Marianne2 fait le bilan des réformes qui contribuent à fragiliser l'emploi en France. On commence par les auto-entrepreneurs. C'est le prototype de décision qui fait la fierté des sarkozystes.
Mais entre la concurrence déloyale des artisans et de PME et le déficit de cotisations sociales, la perte est colossale en terme d'emplois.
Ce fut la chanson de geste d'Hervé Novelli, le barde du néoilibéralisme inventeur de l'auto-entrepreneuriat : youpi, les Français découvrent enfin la vraie
aventure de la création d'entreprise. Et le secrétaire d'Etat aux PME de clamer chaque fois le bond en avant des aventuriers : 263 000 au début décembre.
Quelques statistiques suffiraient à faire déchanter des esprits plus rationnels. En fait le portrait-robot de l'auto-entrepreneur laisse voir un... chômeur de 44 ans en moyenne qui ne facture
pas grand-chose en réalité : sur 70 000 auto-entrepreneurs enregistrés à la fin mars par l'ACOSS (Agence centrale des organismes de sécurité sociale), seuls 29 000 ont facturé en moyenne 1400
euros en trois mois, ce qui les met tout juste au niveau d'un médiocre RSA. Tu parles d'un patron !
Au delà de cette polémique sur la vigueur de l'esprit d'entreprise à la française, ce dispositif pose deux problèmes essentiels en terme d'emploi :
1) La concurrence déloyale envers les artisans et les PME.

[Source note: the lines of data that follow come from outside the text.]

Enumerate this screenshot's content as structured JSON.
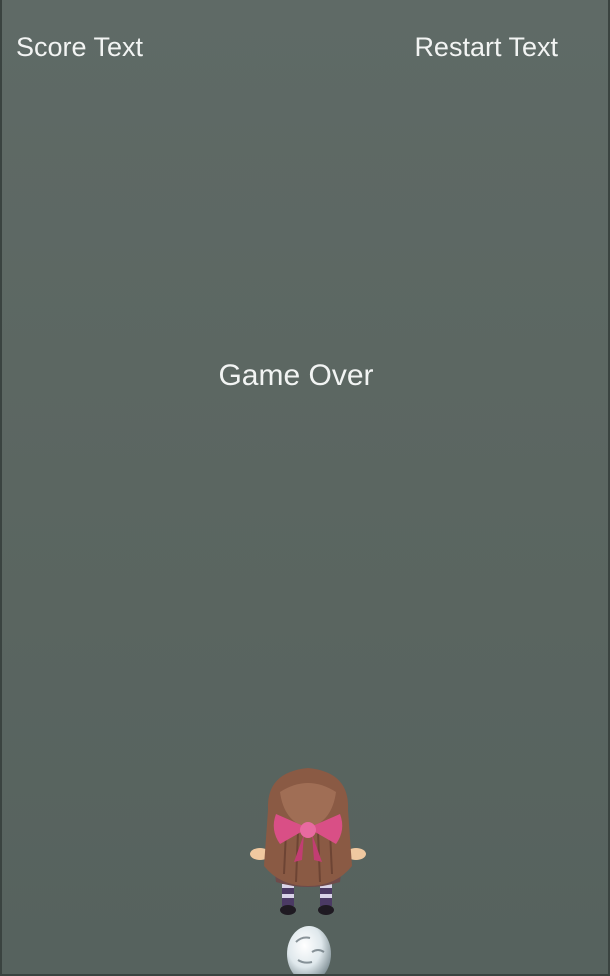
{
  "hud": {
    "score_label": "Score Text",
    "restart_label": "Restart Text"
  },
  "overlay": {
    "game_over_label": "Game Over"
  },
  "scene": {
    "player": "girl-character",
    "obstacle": "egg-sprite"
  },
  "colors": {
    "background": "#5b6661",
    "text": "#f2f4f3",
    "hair": "#8a5a44",
    "bow": "#d94f86"
  }
}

Il suffit d'aller dans les régions et de lire la presse quotidienne régionale pour le constater : partout les fédérations professionnelles d'artisans
protestent contre la concurrence nouvelle qu'ils subissent de la part des auto-entrepreneurs. C'est dans le bâtiment que le problème est le plus crucial. Un peu partout, des artisans à la
retraite ou des simples bricoleurs proposent aux particuliers de refaire leur salle de bain ou de repeindre leur salon à des tarifs inespérés. Entre les charges sociales et les impôts,
limités à 20% pour un auto-entrepreneur et les charges fixes (locaux, téléphone, etc), les devis des auto-entrepreneurs sont moins disants de 20 à 50% par rapport à ceux du Bâtiment. Espérons
que l'UPA, le syndicat des artisans, évalue le nombre d'emplois perdus à cause de cette concurrence déloyale.
2) Le déficit de cotisations sociales.
Aux dernières nouvelles, Hervé Novelli attendait un milliard de chiffre d'affaires des auto-entrepreneurs en 2009. Ce qui signifie un déficit de cotisations
sociales d'environ 300 millions d'euros. La Cour des comptes avait, voici quelque temps, évalué le manque à gagner occasionné par la mise hors cotisations sociales des stock-options. Philippe
Séguin pourrait bien prendre le même genre d'initiative avec le dispositif des auto-entrepreneurs.
NDLR: NOVELLI, MADELIN, DEVEDJIAN, LONGUET, une belle brochette d'anciens du mouvement d'extrème droite "Occident", ne rêvent que d'une chose sous la couverture du libéralisme, le retour à
l'esclavage et la fin de la République Sociale.